The legislature has consistently recognized in its enactments that expenses for lodging and subsistence incident to travel and away from one’s residence are a true reimbursable expense. We said in the Todd case, supra:
“That a legislative interpretation extending over a period in excess of half a century should have great weight with the court. The legislative interpretation of this state for more than half a century has been to the effect that the allowance to public officers of reimbursement for sums necessarily expended, while away from their places of residence in the service of the state, is constitutionally permissible.” (Italics ours.)
However, such legislation is not a precedent for the granting of an expense allowance to an elected official for expenses incurred at the seat of government and not incident to travel away from his actual residence.
It is vigorously contended by respondent’s counsel that the South Dakota case of McCoy v. Handlin, 35 S. D. 487, 153 N. W. 361, is authority for the allowance of expenses incurred while in the performance of duties at the seat of government. Since this case was cited in the Todd case, supra, we will consider it further as it applies to the question before us. The statute involved in that case was passed by the legislature of South Dakota in 1911, and provided:
“ ‘That whenever a judge of the Supreme Court whose *600legal residence shall be at some place other than the state capital shall have changed his place of actual residence to the capital, there shall be paid to such judge in consideration of expenses incident to removal to the capital, the increased expenses of living at a place other than his legal residence, the expenses of traveling to and from such legal residence the fixed sum of fifty dollars for each month, payable upon the certified vouchers of such judge filed in the office of the state auditor.’ ” (Italics ours.)

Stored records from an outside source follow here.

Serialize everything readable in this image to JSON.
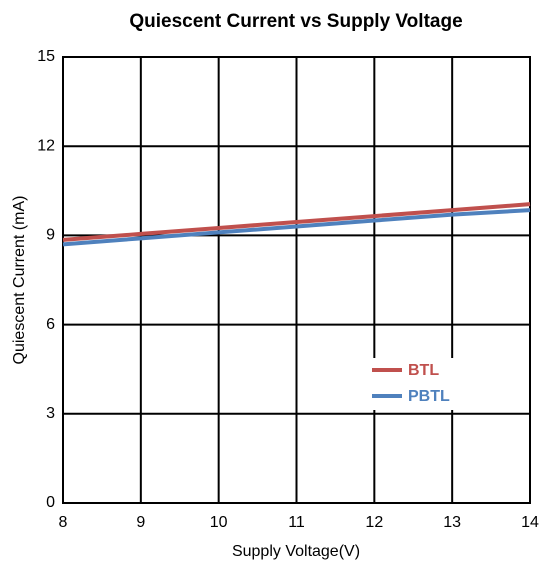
{
  "chart_data": {
    "type": "line",
    "title": "Quiescent Current vs Supply Voltage",
    "x_label": "Supply Voltage(V)",
    "y_label": "Quiescent Current (mA)",
    "x": [
      8,
      9,
      10,
      11,
      12,
      13,
      14
    ],
    "series": [
      {
        "name": "BTL",
        "color": "#c0504d",
        "values": [
          8.85,
          9.05,
          9.25,
          9.45,
          9.65,
          9.85,
          10.05
        ]
      },
      {
        "name": "PBTL",
        "color": "#4f81bd",
        "values": [
          8.7,
          8.9,
          9.1,
          9.3,
          9.5,
          9.7,
          9.85
        ]
      }
    ],
    "xlim": [
      8,
      14
    ],
    "xticks": [
      8,
      9,
      10,
      11,
      12,
      13,
      14
    ],
    "ylim": [
      0,
      15
    ],
    "yticks": [
      0,
      3,
      6,
      9,
      12,
      15
    ],
    "grid": true,
    "legend": "lower right"
  }
}
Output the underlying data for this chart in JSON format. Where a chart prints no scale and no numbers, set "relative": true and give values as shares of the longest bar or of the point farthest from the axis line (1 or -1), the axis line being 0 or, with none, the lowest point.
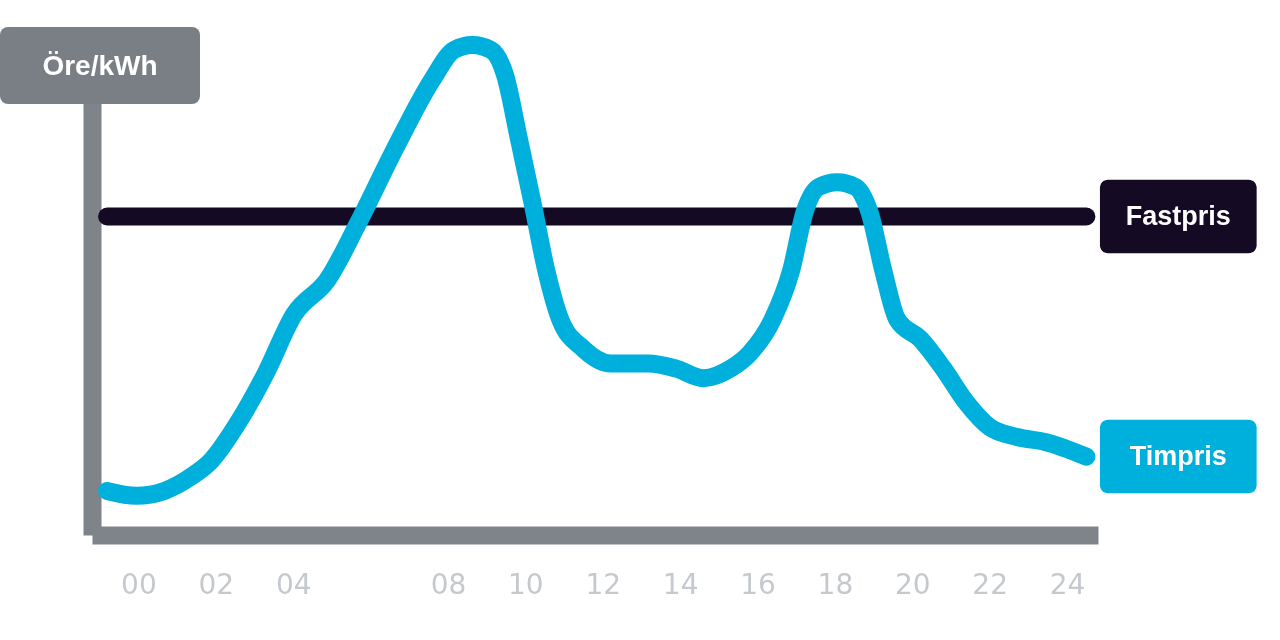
{
  "chart_data": {
    "type": "line",
    "ylabel": "Öre/kWh",
    "relative": true,
    "tick_labels": "x",
    "legend": false,
    "xlim": [
      -1.2,
      24.8
    ],
    "xticks": [
      {
        "value": 0,
        "label": "00"
      },
      {
        "value": 2,
        "label": "02"
      },
      {
        "value": 4,
        "label": "04"
      },
      {
        "value": 8,
        "label": "08"
      },
      10,
      12,
      14,
      16,
      18,
      20,
      22,
      24
    ],
    "series": [
      {
        "name": "Fastpris",
        "color": "#140a24",
        "x": [
          -0.81,
          24.5
        ],
        "values": [
          0.65,
          0.65
        ]
      },
      {
        "name": "Timpris",
        "color": "#00b0dc",
        "x": [
          -0.81,
          -0.05,
          0.67,
          1.38,
          1.86,
          2.58,
          3.29,
          4.02,
          4.88,
          5.7,
          6.64,
          7.6,
          8.16,
          8.63,
          9.11,
          9.47,
          9.83,
          10.18,
          10.54,
          10.9,
          11.5,
          12.21,
          13.17,
          13.88,
          14.6,
          15.31,
          15.79,
          16.39,
          16.87,
          17.22,
          17.58,
          18.06,
          18.54,
          18.89,
          19.25,
          19.61,
          20.21,
          20.8,
          21.4,
          22.0,
          22.71,
          23.43,
          24.5
        ],
        "values": [
          0.09,
          0.08,
          0.09,
          0.12,
          0.15,
          0.23,
          0.33,
          0.45,
          0.52,
          0.64,
          0.79,
          0.93,
          0.99,
          1.0,
          0.99,
          0.94,
          0.81,
          0.68,
          0.54,
          0.44,
          0.38,
          0.35,
          0.35,
          0.34,
          0.32,
          0.34,
          0.37,
          0.44,
          0.54,
          0.66,
          0.71,
          0.72,
          0.71,
          0.66,
          0.54,
          0.44,
          0.4,
          0.34,
          0.27,
          0.22,
          0.2,
          0.19,
          0.16
        ]
      }
    ]
  }
}
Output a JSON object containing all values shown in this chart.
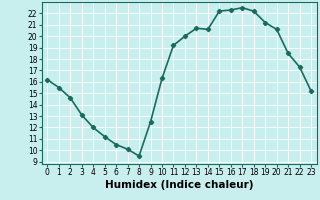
{
  "x": [
    0,
    1,
    2,
    3,
    4,
    5,
    6,
    7,
    8,
    9,
    10,
    11,
    12,
    13,
    14,
    15,
    16,
    17,
    18,
    19,
    20,
    21,
    22,
    23
  ],
  "y": [
    16.2,
    15.5,
    14.6,
    13.1,
    12.0,
    11.2,
    10.5,
    10.1,
    9.5,
    12.5,
    16.3,
    19.2,
    20.0,
    20.7,
    20.6,
    22.2,
    22.3,
    22.5,
    22.2,
    21.2,
    20.6,
    18.5,
    17.3,
    15.2
  ],
  "line_color": "#1a6b5e",
  "marker": "D",
  "marker_size": 2.2,
  "bg_color": "#c8eeee",
  "grid_color": "#ffffff",
  "xlabel": "Humidex (Indice chaleur)",
  "ylim": [
    8.8,
    23.0
  ],
  "xlim": [
    -0.5,
    23.5
  ],
  "yticks": [
    9,
    10,
    11,
    12,
    13,
    14,
    15,
    16,
    17,
    18,
    19,
    20,
    21,
    22
  ],
  "xticks": [
    0,
    1,
    2,
    3,
    4,
    5,
    6,
    7,
    8,
    9,
    10,
    11,
    12,
    13,
    14,
    15,
    16,
    17,
    18,
    19,
    20,
    21,
    22,
    23
  ],
  "tick_fontsize": 5.5,
  "xlabel_fontsize": 7.5,
  "linewidth": 1.2
}
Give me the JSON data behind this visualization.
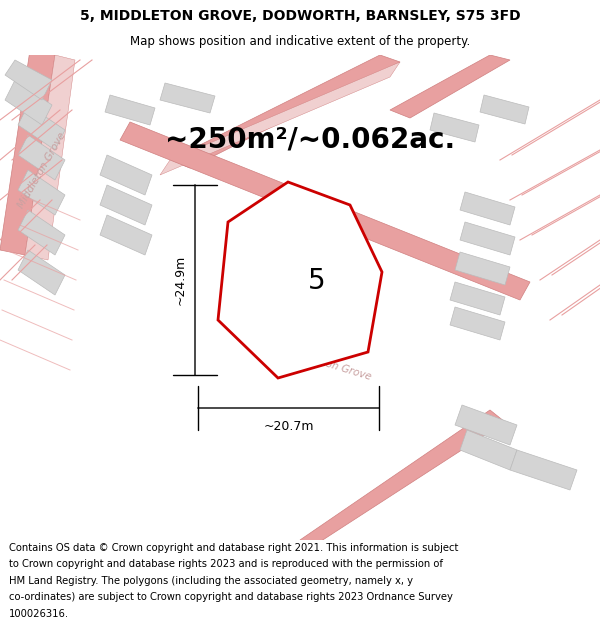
{
  "title_line1": "5, MIDDLETON GROVE, DODWORTH, BARNSLEY, S75 3FD",
  "title_line2": "Map shows position and indicative extent of the property.",
  "area_text": "~250m²/~0.062ac.",
  "label_number": "5",
  "dim_height": "~24.9m",
  "dim_width": "~20.7m",
  "footer_text": "Contains OS data © Crown copyright and database right 2021. This information is subject to Crown copyright and database rights 2023 and is reproduced with the permission of HM Land Registry. The polygons (including the associated geometry, namely x, y co-ordinates) are subject to Crown copyright and database rights 2023 Ordnance Survey 100026316.",
  "bg_color": "#f7f2f2",
  "road_line_color": "#e8a0a0",
  "road_line_color2": "#d08080",
  "building_fill": "#d4d4d4",
  "building_edge": "#bbbbbb",
  "plot_outline_color": "#cc0000",
  "plot_fill": "#ffffff",
  "road_label_color": "#c8a0a0",
  "title_fontsize": 10,
  "subtitle_fontsize": 8.5,
  "area_fontsize": 20,
  "number_fontsize": 20,
  "dim_fontsize": 9,
  "footer_fontsize": 7.2,
  "road_lw": 1.0,
  "prop_lw": 2.0
}
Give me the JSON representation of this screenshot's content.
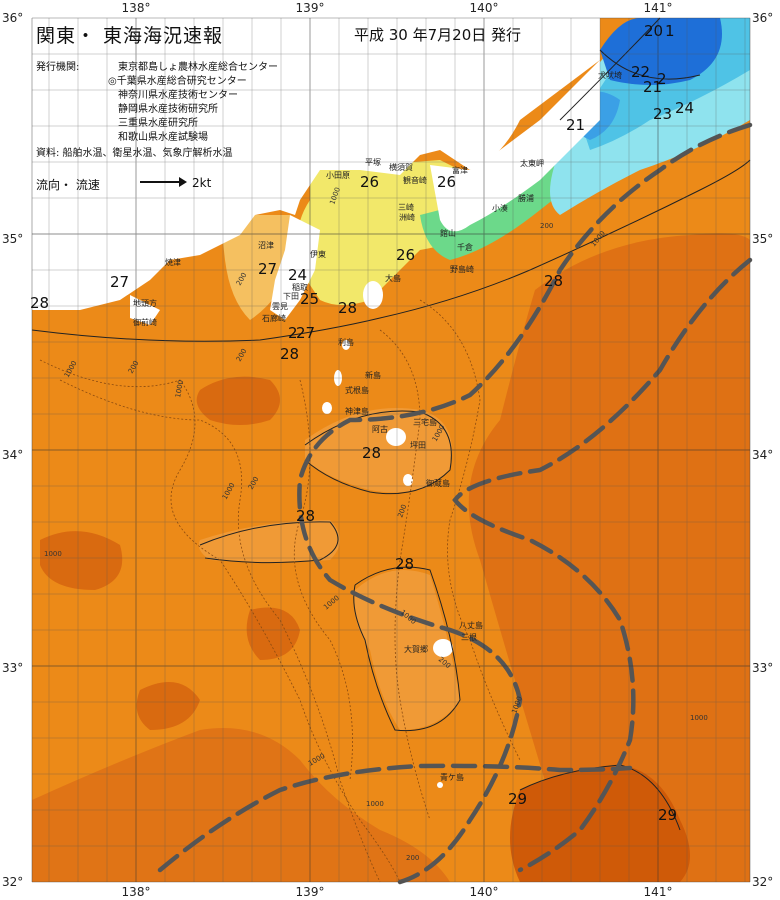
{
  "header": {
    "title": "関東・ 東海海況速報",
    "date": "平成 30 年7月20日 発行",
    "issuer_label": "発行機関:",
    "issuers": [
      "東京都島しょ農林水産総合センター",
      "◎千葉県水産総合研究センター",
      "神奈川県水産技術センター",
      "静岡県水産技術研究所",
      "三重県水産研究所",
      "和歌山県水産試験場"
    ],
    "sources": "資料: 船舶水温、衛星水温、気象庁解析水温",
    "legend_label": "流向・ 流速",
    "legend_value": "2kt"
  },
  "axes": {
    "lon_labels": [
      "138°",
      "139°",
      "140°",
      "141°"
    ],
    "lat_labels": [
      "36°",
      "35°",
      "34°",
      "33°",
      "32°"
    ]
  },
  "temps": [
    "20",
    "1",
    "22",
    "2",
    "21",
    "23",
    "24",
    "21",
    "26",
    "26",
    "26",
    "27",
    "27",
    "24",
    "25",
    "28",
    "28",
    "2",
    "27",
    "28",
    "28",
    "28",
    "28",
    "28",
    "29",
    "29"
  ],
  "places": [
    "犬吠埼",
    "太東岬",
    "勝浦",
    "小湊",
    "館山",
    "千倉",
    "野島崎",
    "洲崎",
    "三崎",
    "観音崎",
    "横須賀",
    "平塚",
    "小田原",
    "富津",
    "伊東",
    "大島",
    "稲取",
    "下田",
    "雲見",
    "石廊崎",
    "沼津",
    "焼津",
    "御前崎",
    "地頭方",
    "利島",
    "新島",
    "式根島",
    "神津島",
    "三宅島",
    "阿古",
    "坪田",
    "御蔵島",
    "八丈島",
    "三根",
    "大賀郷",
    "青ケ島"
  ],
  "depths": [
    "1000",
    "200",
    "1000",
    "1000",
    "200",
    "200",
    "1000",
    "200",
    "1000",
    "200",
    "1000",
    "1000",
    "1000",
    "200",
    "1000",
    "200",
    "1000",
    "1000",
    "1000",
    "200",
    "1000"
  ],
  "colors": {
    "sea_base": "#ec8a18",
    "sea_light": "#f2a244",
    "sea_dark": "#d96a10",
    "sea_darkest": "#cc5a08",
    "cold_blue": "#1e6fd8",
    "cold_cyan": "#4fc3e6",
    "cold_lightcyan": "#8fe3ee",
    "cold_green": "#6cd98a",
    "cool_yellow": "#f2e86a",
    "land": "#ffffff",
    "kuroshio_axis": "#555555"
  }
}
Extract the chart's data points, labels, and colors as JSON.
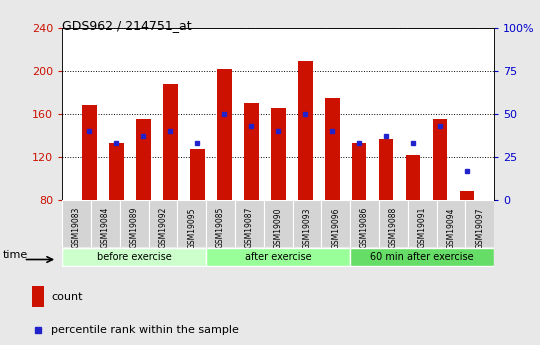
{
  "title": "GDS962 / 214751_at",
  "samples": [
    "GSM19083",
    "GSM19084",
    "GSM19089",
    "GSM19092",
    "GSM19095",
    "GSM19085",
    "GSM19087",
    "GSM19090",
    "GSM19093",
    "GSM19096",
    "GSM19086",
    "GSM19088",
    "GSM19091",
    "GSM19094",
    "GSM19097"
  ],
  "groups": [
    {
      "label": "before exercise",
      "color": "#ccffcc",
      "indices": [
        0,
        1,
        2,
        3,
        4
      ]
    },
    {
      "label": "after exercise",
      "color": "#99ff99",
      "indices": [
        5,
        6,
        7,
        8,
        9
      ]
    },
    {
      "label": "60 min after exercise",
      "color": "#66dd66",
      "indices": [
        10,
        11,
        12,
        13,
        14
      ]
    }
  ],
  "bar_counts": [
    168,
    133,
    155,
    188,
    127,
    202,
    170,
    165,
    209,
    175,
    133,
    137,
    122,
    155,
    88
  ],
  "percentile_ranks": [
    40,
    33,
    37,
    40,
    33,
    50,
    43,
    40,
    50,
    40,
    33,
    37,
    33,
    43,
    17
  ],
  "bar_color": "#cc1100",
  "percentile_color": "#2222cc",
  "ylim_left": [
    80,
    240
  ],
  "ylim_right": [
    0,
    100
  ],
  "yticks_left": [
    80,
    120,
    160,
    200,
    240
  ],
  "yticks_right": [
    0,
    25,
    50,
    75,
    100
  ],
  "bar_width": 0.55,
  "bg_color": "#e8e8e8",
  "plot_bg": "#ffffff",
  "right_axis_color": "#0000cc",
  "left_axis_color": "#cc1100",
  "time_label": "time",
  "legend_count": "count",
  "legend_percentile": "percentile rank within the sample"
}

The South Dakota court held that this did not constitute an increase in compensation. In 1921, this expense item was increased from fifty dollars to one hundred fifty dollars per month by the South Dakota legislature, and the reasoning of the McCoy case, supra, was adopted in State ex rel. Payne v. Reeves, 44 S. D. 568, 184 N. W. 993, by a pro tern, supreme court appointed by the governor from the state bar association.
The case differs from our present case, in that certain expenses detailed in the South Dakota statute were not provided for in the statute before us, such as traveling and moving, whereas expenses allowed in our statute were limited to those incurred at the seat of government. Neither was increased cost of living set forth in our statute, and, assuming this were ascertainable, it would still be in a different category from living costs incurred incident to travel. In any event, the latter item would be in conflict with our ruling in State ex rel. Banker v. Clausen, 142 Wash. 450, 253 Pac. 805, and State ex rel. Mills v. Clausen, 161 Wash. 700, 296 Pac. 1119.
It appears that the learned jurist in the Todd case, supra, experienced difficulty in finding the living expenses of state legislators reimbursable while in Olympia, without overruling the Banker and Mills cases. To adopt the theory of the South Dakota cases, supra, would be an extension of our holding in the Todd case, supra, by allowing reimbursement for increased living costs which are not incident to travel.
We must conclude that the provision of our statute in question, providing for an expense allowance for certain state officials at the seat of government, does not come *601within the purview of a true reimbursable expense, as determined in the Todd case, supra, and as construed for more than half a century by the legislature of this state. The allowance provided therefor is increased compensation during the term of office of a public official, contrary to Art. II, §§ 25, 26, Art. Ill, § 25, Art. XXVIII, § 1, of the state constitution, and must, therefore, be held invalid.
The writ prayed for will be granted.
Hill, C. J., Mallery, Donworth, Weaver, Rosellini, Ott, and Foster, JJ., concur.